“Tell me, what is it you plan to do with your one wild and precious life?”
I earned my first promotion at the age of eight. "Up to the front," my father directed, "you get to hold the map." Starting my inaugural tour as first mate, I was eager to uncover our buried treasure – the endpoint of our family road trip. Even to this day, I can tell you the time it takes to drive from my parents' home in Toronto to Yellowstone – three days. To Disney World – 36 hours (yes, it can be done). But after routes were charted and directions were drawn up, there was time for me to gaze.

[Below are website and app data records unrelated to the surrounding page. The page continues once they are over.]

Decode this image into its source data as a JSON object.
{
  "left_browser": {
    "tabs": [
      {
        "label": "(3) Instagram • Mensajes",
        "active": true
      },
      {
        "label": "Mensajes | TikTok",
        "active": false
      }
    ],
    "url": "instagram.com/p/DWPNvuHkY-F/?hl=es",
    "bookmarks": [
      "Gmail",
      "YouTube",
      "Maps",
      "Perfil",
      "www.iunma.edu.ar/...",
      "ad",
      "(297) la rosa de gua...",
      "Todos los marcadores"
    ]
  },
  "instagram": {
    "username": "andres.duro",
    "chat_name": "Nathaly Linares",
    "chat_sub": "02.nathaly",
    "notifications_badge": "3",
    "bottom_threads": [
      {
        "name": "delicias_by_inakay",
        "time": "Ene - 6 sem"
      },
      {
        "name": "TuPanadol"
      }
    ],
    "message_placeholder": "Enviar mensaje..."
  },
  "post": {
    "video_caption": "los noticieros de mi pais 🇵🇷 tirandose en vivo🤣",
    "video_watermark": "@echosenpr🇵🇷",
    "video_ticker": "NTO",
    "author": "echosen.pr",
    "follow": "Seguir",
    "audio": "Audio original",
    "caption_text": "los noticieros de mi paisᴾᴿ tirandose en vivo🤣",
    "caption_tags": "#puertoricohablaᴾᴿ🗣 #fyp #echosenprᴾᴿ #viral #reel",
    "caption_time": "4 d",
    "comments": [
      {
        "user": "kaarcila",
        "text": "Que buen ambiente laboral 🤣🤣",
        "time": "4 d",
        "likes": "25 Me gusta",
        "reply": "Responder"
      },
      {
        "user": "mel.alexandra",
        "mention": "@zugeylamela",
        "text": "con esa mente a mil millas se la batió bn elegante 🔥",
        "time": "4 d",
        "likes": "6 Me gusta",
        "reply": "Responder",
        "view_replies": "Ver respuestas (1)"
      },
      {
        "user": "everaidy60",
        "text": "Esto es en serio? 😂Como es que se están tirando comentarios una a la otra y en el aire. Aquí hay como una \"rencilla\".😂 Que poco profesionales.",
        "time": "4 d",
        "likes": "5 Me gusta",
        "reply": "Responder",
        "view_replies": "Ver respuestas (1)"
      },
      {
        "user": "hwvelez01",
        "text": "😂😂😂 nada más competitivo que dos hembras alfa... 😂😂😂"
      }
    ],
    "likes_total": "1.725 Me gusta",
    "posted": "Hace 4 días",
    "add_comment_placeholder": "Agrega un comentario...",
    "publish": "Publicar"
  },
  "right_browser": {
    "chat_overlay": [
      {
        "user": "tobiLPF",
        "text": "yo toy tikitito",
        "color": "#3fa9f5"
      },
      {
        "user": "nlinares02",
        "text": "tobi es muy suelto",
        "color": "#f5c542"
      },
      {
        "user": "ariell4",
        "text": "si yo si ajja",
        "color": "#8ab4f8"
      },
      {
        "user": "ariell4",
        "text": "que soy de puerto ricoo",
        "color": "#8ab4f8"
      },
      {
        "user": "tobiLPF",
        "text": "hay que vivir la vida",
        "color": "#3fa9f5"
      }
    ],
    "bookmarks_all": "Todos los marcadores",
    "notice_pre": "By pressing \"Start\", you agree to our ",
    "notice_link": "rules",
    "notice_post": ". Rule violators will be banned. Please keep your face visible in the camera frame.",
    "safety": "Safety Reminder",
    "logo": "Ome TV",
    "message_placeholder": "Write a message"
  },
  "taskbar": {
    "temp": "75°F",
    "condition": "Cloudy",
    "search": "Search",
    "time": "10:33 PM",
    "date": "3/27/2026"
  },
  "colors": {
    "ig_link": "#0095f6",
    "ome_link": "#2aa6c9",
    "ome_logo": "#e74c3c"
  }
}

Looking out the window, I saw more than sun, trees, sky, and stars. I saw the graceful arch under a steel bridge, the colorful faces of stoplights, and the lumbering stick figures of transmission towers. These inert structures, which pointed us to our destinations, slowly came to life. They crisscross our nation and form the vital but often unrecognized networks that connect our communities to one another. Roadways and power plants are the arteries and organs of our living society. But what I see is far from an image of good health. The skeletal remains of our nation’s infrastructure show us the price we pay when we underinvest in such basic services. Wishing that we did more can neither turn on our lights any faster when disaster strikes nor lead us home quicker when gridlock chokes our roads. That is when we feel our greatest pain.
No more.
I will strive to dress a fuller figure around the frail frame of our nation’s infrastructure as an investor, as a builder, and as a thinker. I will be a driver in this industry, never forgetting the sights I saw as a young boy sitting in the passenger seat next to my father.